Though the instruments and playing techniques heard on I’m Not Here to Hunt Rabbits are, for the most part, traditional, the subject matter of the songs themselves is often strikingly modern. One of Barolong’s fenjoro tunes sings the praises of condoms — an important subject in a country that has some of the highest HIV infection rates in the world. On “Cell Phone,” a guitarist called Western warns that the titular device makes cheating too easy: “It’s breaking up people’s marriages,” he sings.
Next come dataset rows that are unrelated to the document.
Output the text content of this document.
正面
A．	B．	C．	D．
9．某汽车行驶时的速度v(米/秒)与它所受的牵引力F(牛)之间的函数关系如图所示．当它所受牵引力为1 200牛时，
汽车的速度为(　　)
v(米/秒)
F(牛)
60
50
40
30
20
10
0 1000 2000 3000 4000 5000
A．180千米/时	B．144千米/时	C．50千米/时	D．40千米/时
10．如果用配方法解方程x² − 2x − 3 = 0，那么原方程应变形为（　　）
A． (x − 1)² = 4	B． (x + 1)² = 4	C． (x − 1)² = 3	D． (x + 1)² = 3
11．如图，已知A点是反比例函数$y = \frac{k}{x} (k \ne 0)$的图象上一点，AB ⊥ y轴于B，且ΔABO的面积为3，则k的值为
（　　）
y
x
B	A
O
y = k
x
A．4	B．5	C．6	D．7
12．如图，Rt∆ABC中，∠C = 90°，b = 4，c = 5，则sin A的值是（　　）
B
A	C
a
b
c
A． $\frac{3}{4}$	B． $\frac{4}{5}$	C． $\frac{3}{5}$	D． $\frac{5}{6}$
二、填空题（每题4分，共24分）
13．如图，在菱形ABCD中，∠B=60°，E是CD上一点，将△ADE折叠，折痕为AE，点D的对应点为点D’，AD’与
not-here-to-hunt-rabbitsPrior to the release of I’m Not Here to Hunt Rabbits, Vollebregt’s uploads appear to have helped some of the musicians achieve a measure of success. In 2013, Piet, Barolong and Moipolai performed two weeks of shows in Cape Town at the behest of South African musician and playwright David Kramer, who had also seen the videos. Other musicians featured on Rabbits had already achieved a degree of national recognition; Solly Sebotso has toured internationally and won several national guitar contests, and the album’s lone keyboardist, Annafiki Ditau, wrote “Re Babedi,” the rare local hit on Botswana radio. Success is relative, however: Despite her renown, Ditau, who is blind, still makes most of her money playing outside a supermarket near Gaborone’s main bus terminal.

With I’m Not Here to Hunt Rabbits; Aglow hopes to build on the success of Vollebregt’s YouTube videos, some of which have over a million views.

“To me, this seemed to be a cultural event, a cultural music that I’d never seen anywhere else,” he says.

For the musicians themselves, the goals are more pragmatic.

“I am hoping that this record is going to give me a living,” says Piet, who also works as a cook at a primary school.

“I earn a living [but] it is not so much that I can do some of the things, like buy my kids clothes or something like that. It’s only a little money.”


The compilation I’m Not Here to Hunt Rabbits will be released on April 27 on The Vital Record.